Rowan v. . Hyatt

45 N.Y. 138 | NY | 1871

After a careful examination of the testimony, I am unable to find any evidence that the defendant ever made *141 this alleged contract to sell; that he ever gave any authority to the broker to sell; or that he assented to or ratified the sale after he knew it was made. It is not pretended that there is any oral evidence that he gave such assent; nor is it pretended that he gave to the broker, Cornell, any power to sell, or to make a contract of sale. He only authorized him to receive proposals, and communicate them. The question then, is reduced to the letters of the defendant, introduced by the plaintiff.

The letters do not show that he was aware, until the last of the correspondence, that the broker had assumed to do more than he was authorized, or certainly not that he had assumed, in writing, to sell, and to sign Hyatt's name to a contract of sale; the purchaser also signing the same.
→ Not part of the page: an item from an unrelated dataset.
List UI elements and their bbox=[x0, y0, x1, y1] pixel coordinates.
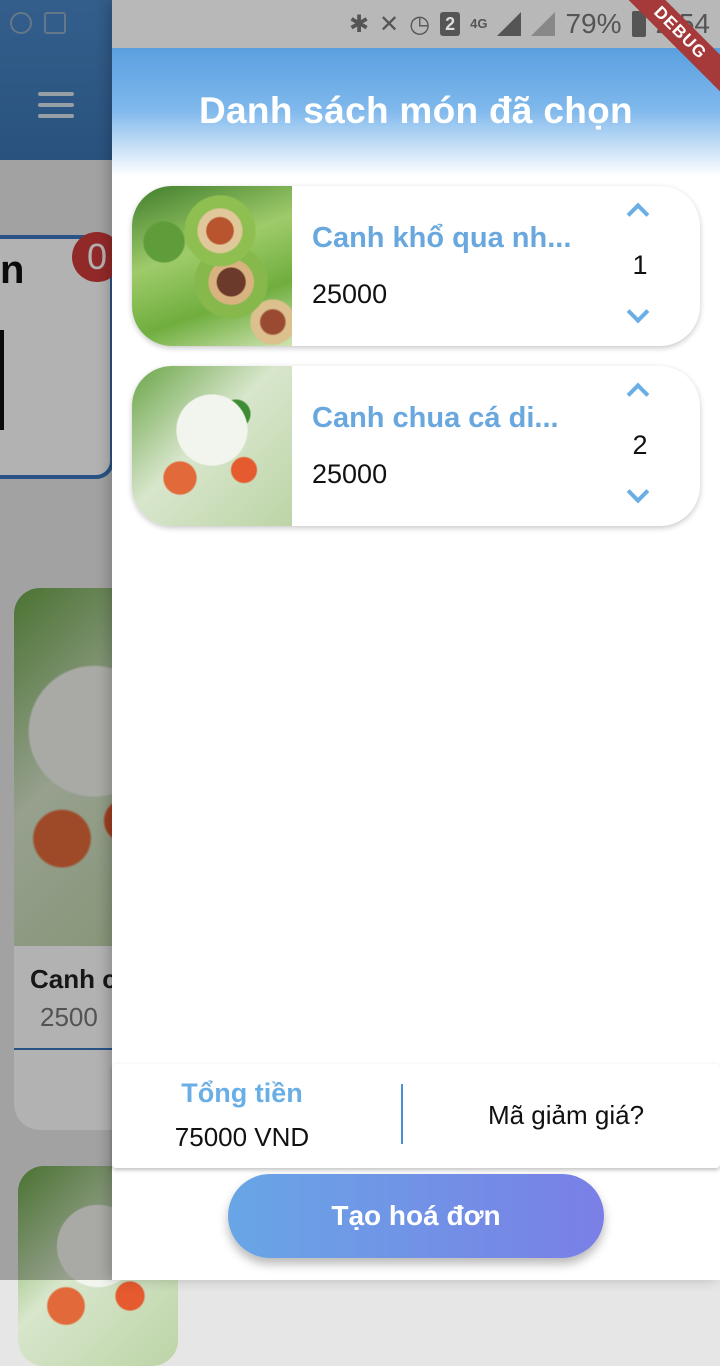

As soon as a copy of the contract is sent to him, he repudiates it. Until about that time, Hyatt evidently supposed that the alleged purchaser was not bound by what had been done; that he might consummate the proposed purchase, or not, as his interest might dictate. In view of the facts before stated, there is not evidence in the letters (prior to the last one, of the 14th of December), that Hyatt, with knowledge of a written contract, signed by the broker in Hyatt's name, or by the purchaser, had ratified or sanctioned it. It is essential that a party should know what contract has been made, and, in a case of this sort, substantially how it was made, before his statement or letter can ratify or affirm it.

The correspondence in this case, prior to the last letter, in my opinion does not show such knowledge; therefore, the trial court erred in refusing to nonsuit. Judgment reversed, and new trial granted; costs to abide the event.

All concur, except FOLGER and ANDREWS, JJ., not voting.